June 1, 2009
Noise Free America
For immediate release
Patti Jo Morum
Madison: The Assemblies of God, Appalachian District, in Ghent, West Virginia has won this month’s Noisy Dozen award from Noise Free America for cranking out amplified music for hours on end. The group owns an acoustically unsound, cheap metal building, which is rented out to groups that play live, amplified music, such as ski groups from churches and universities. The Assemblies of God also own the Appalachian Resort Inn on the same property. There is no actual church on the grounds.
Patti Jo Morum lives about 350 feet from the building. “We own a brick home with double-pane windows and can hear the noise throughout our home,” she said. “The first time we heard it, we thought someone was parked in our driveway with the radio turned up as loud as it would go. Neighbors who live about 600 yards from the building complain of the noise as well.”

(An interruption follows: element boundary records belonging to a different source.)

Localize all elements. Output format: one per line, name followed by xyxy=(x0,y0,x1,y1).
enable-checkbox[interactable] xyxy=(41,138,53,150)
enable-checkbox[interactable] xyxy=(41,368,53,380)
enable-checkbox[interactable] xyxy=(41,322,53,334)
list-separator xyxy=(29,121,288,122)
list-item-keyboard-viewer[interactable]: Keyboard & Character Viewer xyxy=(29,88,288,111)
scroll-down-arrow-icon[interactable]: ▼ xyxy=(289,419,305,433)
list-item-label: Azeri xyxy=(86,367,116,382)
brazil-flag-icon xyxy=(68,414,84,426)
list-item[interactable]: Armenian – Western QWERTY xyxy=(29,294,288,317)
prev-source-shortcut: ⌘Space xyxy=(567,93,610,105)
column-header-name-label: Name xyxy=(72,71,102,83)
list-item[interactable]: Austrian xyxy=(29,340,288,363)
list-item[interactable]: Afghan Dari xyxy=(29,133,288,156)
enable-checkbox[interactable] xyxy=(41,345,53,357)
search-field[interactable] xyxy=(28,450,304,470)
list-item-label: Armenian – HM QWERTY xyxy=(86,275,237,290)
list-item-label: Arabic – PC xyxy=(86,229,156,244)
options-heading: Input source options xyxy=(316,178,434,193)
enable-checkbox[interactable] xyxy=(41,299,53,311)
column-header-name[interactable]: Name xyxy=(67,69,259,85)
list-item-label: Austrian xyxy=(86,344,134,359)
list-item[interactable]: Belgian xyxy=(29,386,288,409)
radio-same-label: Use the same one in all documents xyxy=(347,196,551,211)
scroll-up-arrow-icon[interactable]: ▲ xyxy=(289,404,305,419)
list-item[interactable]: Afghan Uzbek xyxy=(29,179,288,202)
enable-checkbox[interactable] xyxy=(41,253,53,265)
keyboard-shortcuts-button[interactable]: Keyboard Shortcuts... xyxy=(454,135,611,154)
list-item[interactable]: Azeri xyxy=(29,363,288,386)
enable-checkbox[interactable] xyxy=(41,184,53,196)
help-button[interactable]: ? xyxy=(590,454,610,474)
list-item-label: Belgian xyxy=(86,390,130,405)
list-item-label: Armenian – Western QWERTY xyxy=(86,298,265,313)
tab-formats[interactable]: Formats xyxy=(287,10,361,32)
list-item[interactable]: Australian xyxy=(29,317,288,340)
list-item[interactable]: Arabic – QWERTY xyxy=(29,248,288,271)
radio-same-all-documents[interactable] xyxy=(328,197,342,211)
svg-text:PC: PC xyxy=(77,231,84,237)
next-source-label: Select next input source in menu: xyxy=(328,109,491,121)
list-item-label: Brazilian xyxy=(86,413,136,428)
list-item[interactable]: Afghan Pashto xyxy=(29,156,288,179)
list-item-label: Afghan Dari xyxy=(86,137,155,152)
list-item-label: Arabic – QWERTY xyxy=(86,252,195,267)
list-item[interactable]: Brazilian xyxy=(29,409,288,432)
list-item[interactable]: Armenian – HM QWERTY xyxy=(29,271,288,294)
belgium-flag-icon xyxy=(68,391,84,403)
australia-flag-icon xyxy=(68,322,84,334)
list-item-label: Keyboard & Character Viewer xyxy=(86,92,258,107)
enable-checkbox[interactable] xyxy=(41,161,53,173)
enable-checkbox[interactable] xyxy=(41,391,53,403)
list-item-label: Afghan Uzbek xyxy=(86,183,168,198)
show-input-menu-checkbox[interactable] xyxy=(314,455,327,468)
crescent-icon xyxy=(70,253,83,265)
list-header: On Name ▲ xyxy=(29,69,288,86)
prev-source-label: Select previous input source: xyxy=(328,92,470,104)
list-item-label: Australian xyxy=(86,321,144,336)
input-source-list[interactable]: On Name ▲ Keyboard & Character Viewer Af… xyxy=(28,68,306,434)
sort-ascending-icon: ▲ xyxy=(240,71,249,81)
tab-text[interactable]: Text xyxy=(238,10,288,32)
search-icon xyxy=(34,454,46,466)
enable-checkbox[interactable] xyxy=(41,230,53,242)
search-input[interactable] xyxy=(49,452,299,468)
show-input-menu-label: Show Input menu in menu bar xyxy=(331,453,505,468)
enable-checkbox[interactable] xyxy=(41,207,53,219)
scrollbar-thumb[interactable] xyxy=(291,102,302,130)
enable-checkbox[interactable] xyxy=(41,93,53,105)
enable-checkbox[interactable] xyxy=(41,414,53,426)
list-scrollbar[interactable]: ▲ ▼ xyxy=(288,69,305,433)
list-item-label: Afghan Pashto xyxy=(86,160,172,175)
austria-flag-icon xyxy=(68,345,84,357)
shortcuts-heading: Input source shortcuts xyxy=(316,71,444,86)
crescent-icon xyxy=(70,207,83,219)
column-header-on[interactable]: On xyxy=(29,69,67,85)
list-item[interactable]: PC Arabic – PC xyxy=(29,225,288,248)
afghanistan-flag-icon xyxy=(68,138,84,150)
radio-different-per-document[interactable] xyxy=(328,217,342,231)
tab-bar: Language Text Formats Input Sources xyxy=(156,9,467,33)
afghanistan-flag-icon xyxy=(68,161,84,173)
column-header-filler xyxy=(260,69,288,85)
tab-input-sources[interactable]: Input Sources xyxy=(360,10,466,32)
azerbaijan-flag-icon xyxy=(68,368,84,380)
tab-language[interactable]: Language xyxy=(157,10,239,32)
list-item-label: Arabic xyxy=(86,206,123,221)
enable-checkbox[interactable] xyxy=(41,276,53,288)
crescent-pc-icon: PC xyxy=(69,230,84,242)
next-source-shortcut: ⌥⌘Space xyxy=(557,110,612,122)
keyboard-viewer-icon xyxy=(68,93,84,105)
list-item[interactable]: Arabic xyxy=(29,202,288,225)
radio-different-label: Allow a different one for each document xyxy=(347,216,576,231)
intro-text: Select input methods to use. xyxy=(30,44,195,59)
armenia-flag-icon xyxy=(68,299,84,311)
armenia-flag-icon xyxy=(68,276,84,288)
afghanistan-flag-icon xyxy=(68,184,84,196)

According to Morum, “We have never complained about anything except the stressful bass beats that invade our homes when the property is being used. We hear nothing that resembles music–just a thumping that drives us crazy after a few hours. We have tried, as good neighbors, to resolve this issue, but our efforts have been rebuffed.”
The Assemblies of God management have responded in several ways. First they claimed that they could not afford to soundproof the facility, since they have been informed by sound experts that it would take 8″ concrete walls to completely silence the annoying, stressful low-frequency bass beats. They then claimed that residents should “just tolerate the noise,” as long as they quit by 10:00 pm and didn’t start up again until 7:00 am. Then they argued that they needed the revenues from renting out this metal building in order to pay the mortgage.

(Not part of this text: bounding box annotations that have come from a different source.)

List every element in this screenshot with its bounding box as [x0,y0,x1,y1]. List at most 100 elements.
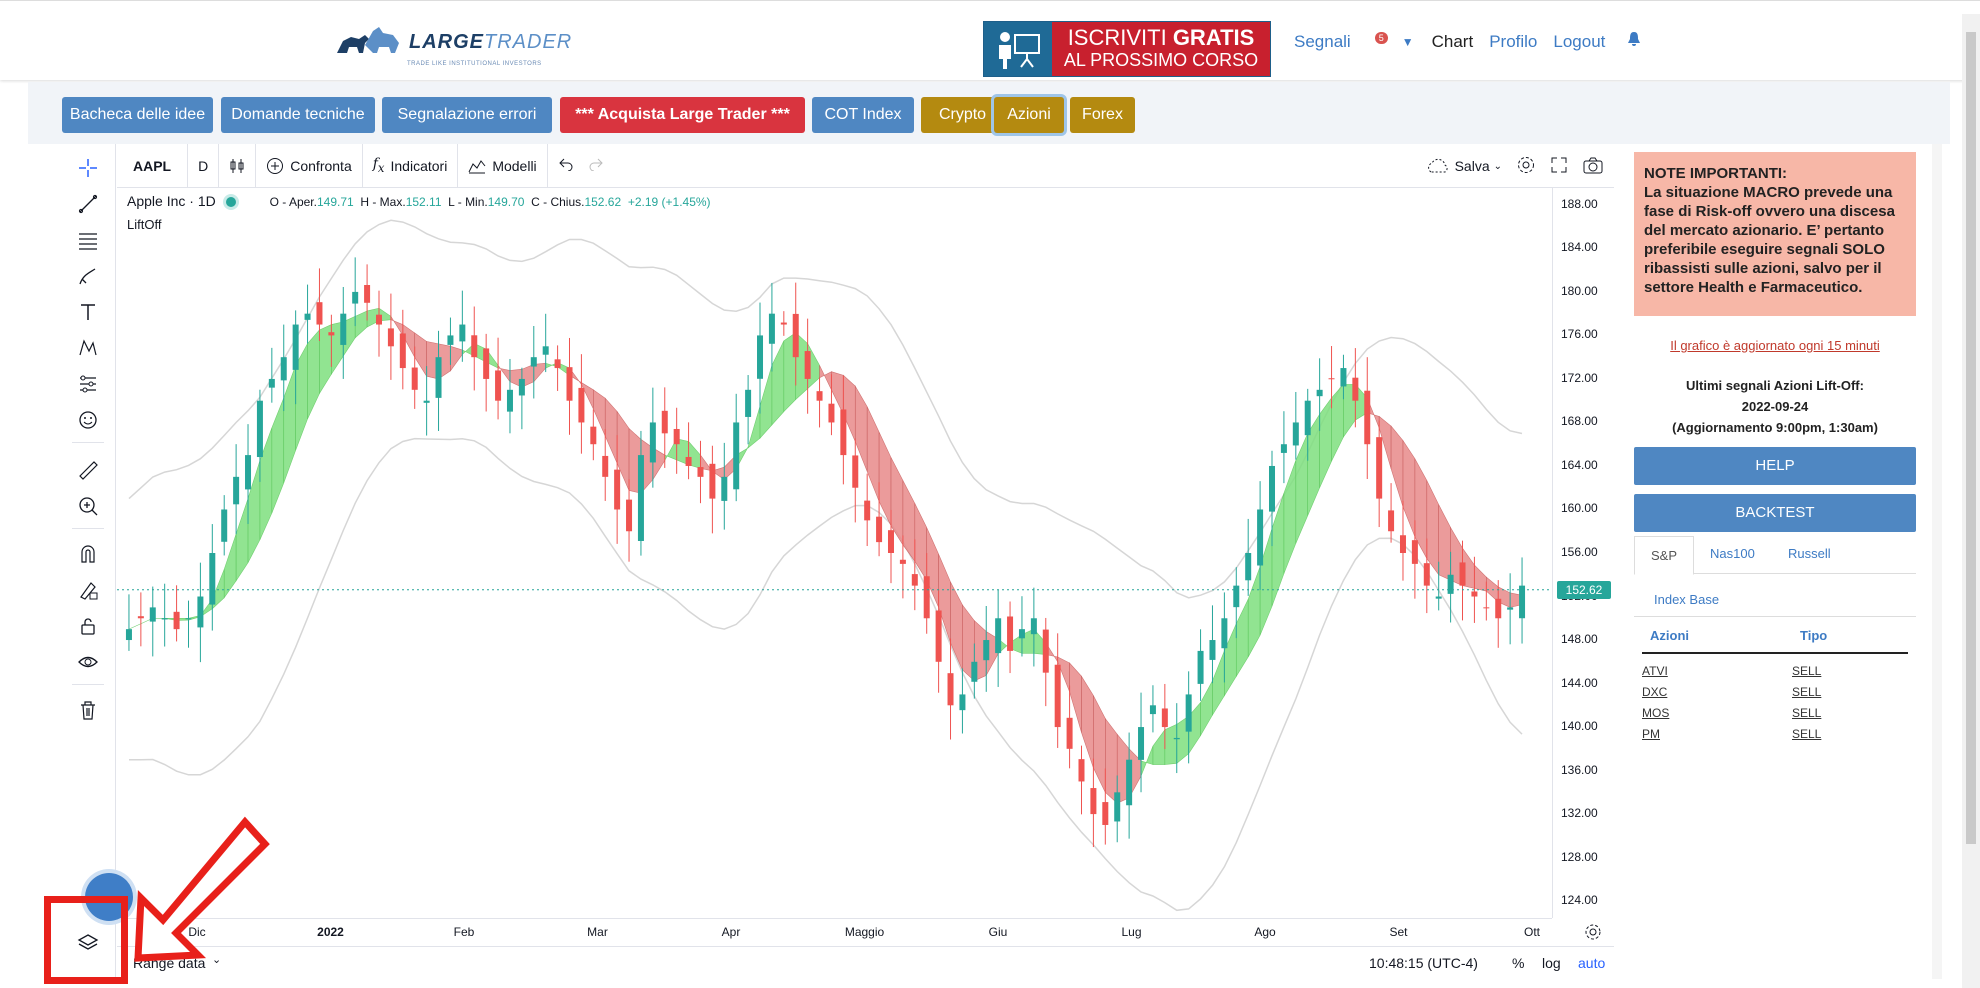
fib-retracement-icon[interactable] [74,226,102,254]
signal-stock[interactable]: DXC [1642,685,1667,699]
nav-profile[interactable]: Profilo [1489,32,1537,52]
crosshair-icon[interactable] [74,154,102,182]
prediction-icon[interactable] [74,370,102,398]
crypto-button[interactable]: Crypto [921,97,1004,133]
indicators-button[interactable]: fx Indicatori [363,143,459,188]
candle-body [971,661,978,682]
camera-icon[interactable] [1582,156,1604,177]
eye-icon[interactable] [74,648,102,676]
candle-body [1138,727,1145,760]
brush-icon[interactable] [74,262,102,290]
log-toggle[interactable]: log [1542,955,1561,971]
signal-type[interactable]: SELL [1792,664,1821,678]
interval-selector[interactable]: D [188,143,220,188]
section-button-bar: Bacheca delle idee Domande tecniche Segn… [28,82,1950,144]
sidebar-scrollbar[interactable] [1932,144,1942,979]
candle-body [840,409,847,456]
nav-signals[interactable]: Segnali [1294,32,1351,52]
ideas-board-button[interactable]: Bacheca delle idee [62,97,213,133]
indicator-legend[interactable]: LiftOff [127,217,161,232]
stocks-button[interactable]: Azioni [994,97,1064,133]
signal-stock[interactable]: ATVI [1642,664,1668,678]
banner-line-1: ISCRIVITI GRATIS [1067,25,1255,50]
tech-questions-button[interactable]: Domande tecniche [221,97,375,133]
compare-button[interactable]: Confronta [256,143,363,188]
ruler-icon[interactable] [74,456,102,484]
lock-icon[interactable] [74,612,102,640]
emoji-icon[interactable] [74,406,102,434]
auto-scale-toggle[interactable]: auto [1578,955,1605,971]
course-banner[interactable]: ISCRIVITI GRATIS AL PROSSIMO CORSO [983,21,1271,77]
time-axis[interactable]: Dic 2022 Feb Mar Apr Maggio Giu Lug Ago Set Ott [117,918,1601,946]
price-tick-label: 132.00 [1561,806,1598,821]
backtest-button[interactable]: BACKTEST [1634,494,1916,532]
date-range-button[interactable]: Range data [133,955,205,971]
candle-body [1507,607,1514,610]
magnet-icon[interactable] [74,540,102,568]
liftoff-cloud-segment [354,310,368,339]
candle-body [245,455,252,490]
price-tick-label: 176.00 [1561,327,1598,342]
candle-body [125,629,132,641]
upper-band-line [128,219,1523,599]
signal-stock[interactable]: MOS [1642,706,1669,720]
chevron-down-icon: ⌄ [212,954,222,966]
price-axis[interactable]: 188.00 184.00 180.00 176.00 172.00 168.00 164.… [1552,188,1614,918]
fullscreen-icon[interactable] [1550,156,1568,177]
redo-icon[interactable] [588,157,604,174]
save-button[interactable]: Salva ⌄ [1425,158,1502,174]
index-tabs: S&P Nas100 Russell [1634,536,1916,575]
tab-nas100[interactable]: Nas100 [1710,546,1755,561]
logo[interactable]: LARGETRADER TRADE LIKE INSTITUTIONAL INV… [335,23,573,67]
price-chart-canvas[interactable] [117,188,1552,918]
bell-icon[interactable] [1627,31,1641,52]
forex-button[interactable]: Forex [1070,97,1135,133]
lock-drawings-icon[interactable] [74,576,102,604]
cot-index-button[interactable]: COT Index [812,97,914,133]
tab-russell[interactable]: Russell [1788,546,1831,561]
chevron-down-icon[interactable]: ▼ [1402,35,1414,49]
nav-logout[interactable]: Logout [1553,32,1605,52]
time-tick-label: Dic [188,925,206,939]
signal-type[interactable]: SELL [1792,685,1821,699]
signal-type[interactable]: SELL [1792,727,1821,741]
help-button[interactable]: HELP [1634,447,1916,485]
time-tick-label: Giu [988,925,1008,939]
signal-stock[interactable]: PM [1642,727,1660,741]
pattern-icon[interactable] [74,334,102,362]
note-title: NOTE IMPORTANTI: [1644,165,1788,182]
chart-top-toolbar: AAPL D Confronta fx Indicatori Modelli Sa… [117,143,1614,188]
tab-index-base[interactable]: Index Base [1654,592,1719,607]
clock-timezone[interactable]: 10:48:15 (UTC-4) [1369,955,1478,971]
trash-icon[interactable] [74,696,102,724]
candle-body [923,576,930,619]
time-tick-label: Lug [1121,925,1142,939]
candle-body [745,389,752,417]
brand-name: LARGETRADER [409,30,573,53]
axis-settings-gear-icon[interactable] [1584,923,1602,946]
text-tool-icon[interactable] [74,298,102,326]
market-status-dot [225,196,236,207]
update-frequency-link[interactable]: Il grafico è aggiornato ogni 15 minuti [1634,338,1916,353]
candle-body [828,403,835,423]
candle-body [757,335,764,379]
symbol-search[interactable]: AAPL [117,143,189,188]
signal-type[interactable]: SELL [1792,706,1821,720]
candle-body [375,314,382,325]
buy-large-trader-button[interactable]: *** Acquista Large Trader *** [560,97,805,133]
nav-chart[interactable]: Chart [1432,32,1474,52]
candle-body [1149,705,1156,715]
candle-body [1054,664,1061,728]
percent-toggle[interactable]: % [1512,955,1524,971]
undo-icon[interactable] [558,157,574,174]
error-report-button[interactable]: Segnalazione errori [382,97,552,133]
time-tick-label: Feb [453,925,475,939]
tab-sp[interactable]: S&P [1634,536,1695,575]
zoom-in-icon[interactable] [74,492,102,520]
settings-gear-icon[interactable] [1516,155,1536,178]
templates-button[interactable]: Modelli [458,143,548,188]
trend-line-icon[interactable] [74,190,102,218]
liftoff-cloud-segment [1331,383,1344,462]
page-scrollbar[interactable] [1962,14,1980,988]
candle-style-icon[interactable] [219,143,257,188]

Assemblies of God officials then played the religion card, asserting that since the property is owned by the church, they have a right to make as much noise as they want and there is nothing anyone can do about it! Morum states that “guests on that property have told us that they could ‘blast the windows out of our home if they wanted to.'”
Morum and her neighbors had planned to meet with county commissions on May 5, 2009 for a public hearing on a proposed change to the noise ordinance. However, about a week before the hearing, they were informed that the Raleigh County Commission had asked the county sheriff to remove his amendment to the noise ordinance. Area churches had threatened to bring busloads of people to the meeting, so the commisisoners felt they would be better off not dealing with the issue at all. “So much for individual rights,” stated Morum.
Unfortunately, the current Raleigh County, West Virginia noise ordinance contains an exception for religious services and events, including (but not limited to) music, bells, chimes, and organs which are part of such service or event.
Morum notes that “this exemption is unfair, and it is a violation of our personal rights. Freedom of religion does not give people the right to blast away and harm others.”
Kathy Lilly, a resident of Ghent, hears the thump, beat, thump, thump constantly for hours, like the low bass beat from a souped-up sound system in a low rider. She rejects the idea that requiring noise ordinances to apply to church-owned properties is somehow a threat to religious liberties: “I am a Christian and can practice my religion without hurting others. You speak of the good the church has been doing. What kind of Christian witness are the Assemblies being on our neighborhood? Is your Christianity reflected in your treatment of us?”
Morum noted that “The Bible clearly stated that we are to ‘love thy neighbor’ and respect the rights of others. Leviticus 19:18 states, ‘Thou shalt love thy neighbor as thyself.'”
Church groups which make excessive noise often cite a Biblical verse which states, “Make a joyful noise unto the Lord.” However, there are numerous Bible verses which support the importance of peace and quiet:
-Isiah 32:18: “And my people shall dwell in a peaceful habitation, and in sure dwellings, and in quiet resting places.”
-1 Thessalonians 2:2: “For kings and for all that are in authority; that we may lead a quiet and peaceable life in all godliness and honesty.”
-Psalms 107:30: “Then are they glad because they be quiet; so he bringest them unto their desired haven.”
Patti Jo Morum is hopeful that the Raleigh County commissioners will respect the rights of area residents and require the Assemblies of God complex to quiet down. Until then, she says, “I suppose we will have to prepare ourselves to be terrorized again by the Assemblies of God.”
Noise Free America is a national 501c3 citizens organization opposed to noise pollution. Previous “winners” of the Noisy Dozen award include Youngstown, Ohio and Lincoln, Nebraska.